Posted Aug 9, 2010 8:56 UTC (Mon) by james_ (guest, #55070) [Link] (3 responses)

As an example of a case where setting the ratio low is advantageous:

We were testing a NAS system recently. Our tests use 54 systems writing to the NAS server. The default value of /proc/sys/vm/dirty_ratio was 40. We saw very bad performance when we applied a large write to the system. The vendors technical support noted that the writes where going to the NAS out of order and that because we had a large number of writes we where defeating the NASs cache forcing the out of order writes to become a read modify write cycle. By dropping the value to for example 2 we saw the NAS system perform.

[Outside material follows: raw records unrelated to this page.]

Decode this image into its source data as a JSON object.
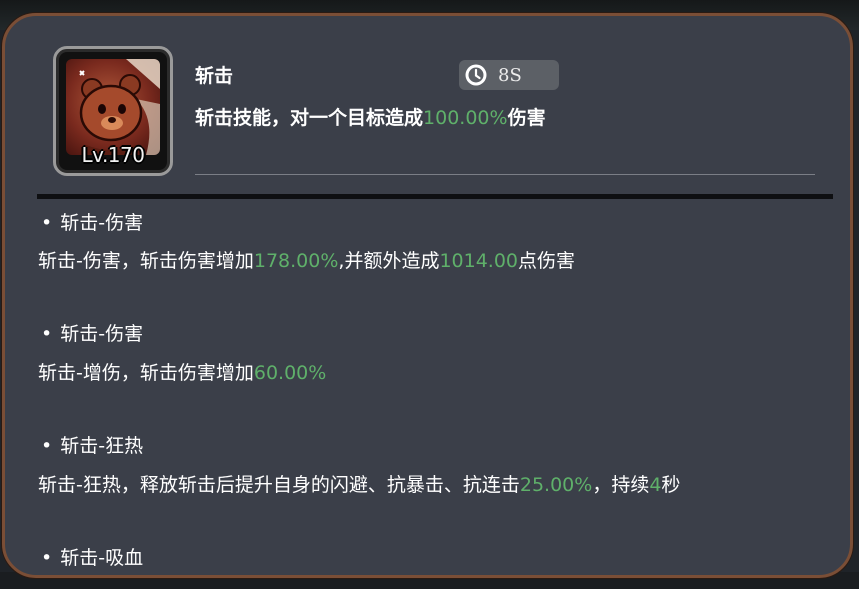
{
  "skill": {
    "name": "斩击",
    "level": "Lv.170",
    "cooldown": "8S",
    "desc_prefix": "斩击技能，对一个目标造成",
    "desc_value": "100.00%",
    "desc_suffix": "伤害"
  },
  "icons": {
    "cooldown": "clock-icon",
    "avatar": "bear-avatar-icon",
    "bullet": "•"
  },
  "colors": {
    "panel_bg": "#3b3f49",
    "panel_border": "#7a4e36",
    "highlight": "#5fb06a",
    "text": "#ffffff"
  },
  "effects": [
    {
      "title": "斩击-伤害",
      "desc_parts": [
        {
          "text": "斩击-伤害，斩击伤害增加",
          "green": false
        },
        {
          "text": "178.00%",
          "green": true
        },
        {
          "text": ",并额外造成",
          "green": false
        },
        {
          "text": "1014.00",
          "green": true
        },
        {
          "text": "点伤害",
          "green": false
        }
      ]
    },
    {
      "title": "斩击-伤害",
      "desc_parts": [
        {
          "text": "斩击-增伤，斩击伤害增加",
          "green": false
        },
        {
          "text": "60.00%",
          "green": true
        }
      ]
    },
    {
      "title": "斩击-狂热",
      "desc_parts": [
        {
          "text": "斩击-狂热，释放斩击后提升自身的闪避、抗暴击、抗连击",
          "green": false
        },
        {
          "text": "25.00%",
          "green": true
        },
        {
          "text": "，持续",
          "green": false
        },
        {
          "text": "4",
          "green": true
        },
        {
          "text": "秒",
          "green": false
        }
      ]
    },
    {
      "title": "斩击-吸血",
      "desc_parts": []
    }
  ]
}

The Linux Storage and Filesystem Summit, day 1

Posted Aug 9, 2010 9:31 UTC (Mon) by neilbrown (subscriber, #359) [Link] (2 responses)

I completely agree - the case where I have seen the need for a low ratio was also when the writes were going out via NFS. The machine had, I think, 32Gig of RAM, so 40% was a lot. Even 1%, the smallest non-zero setting, took longer to flush than we really wanted.

Problems with out-of-order writes is an interesting twist on that!

The Linux Storage and Filesystem Summit, day 1

Posted Aug 15, 2010 17:52 UTC (Sun) by kleptog (subscriber, #1183) [Link] (1 responses)

I have a another case where the default settings don't work well. A process that is somewhat realtime produces 30MB/s of data writing to disk. Under the default settings the kernel will wait 30 seconds before writing anything (900MB) and if it doesn't get it out in a reasonable way that the process gets stuck because it used up all of the 20% of memory for its data.

The solution is to have the kernel check much more often the amount of data waiting (every second rather than every 5 seconds) and drastically reduce the amount of dirty memory there's allowed to be before write back happens.

Without this the kernel suddenly realises it has more than a gigabyte of data to writeback (20% of 8GB = 1.6GB) and manages to starve other processes trying to get it out. Whereas if it just writebacks small amounts in the background continuously everything goes smoothly. 1% works well, since that's what the storage subsystem can handle quickly.

Pity it's a global setting though, other processes would probably work better with a higher writeback threshold, but you can't pick and choose.

The Linux Storage and Filesystem Summit, day 1

Posted Aug 19, 2010 13:04 UTC (Thu) by cypherpunks (guest, #1288) [Link]

I can't help thinking that the solution looks a lot like a PID controller. That is, page write speed is defined by the sum of three terms: one proportional to the amount of excess dirty pages, one proportional to the integral, and one proportional to the derivative.

The latter is the "feed-forward" term, and helps respond quickly to sudden changes. If the rate of page dirtying increases sharply, the rate of writeback should likewise take a sudden jump.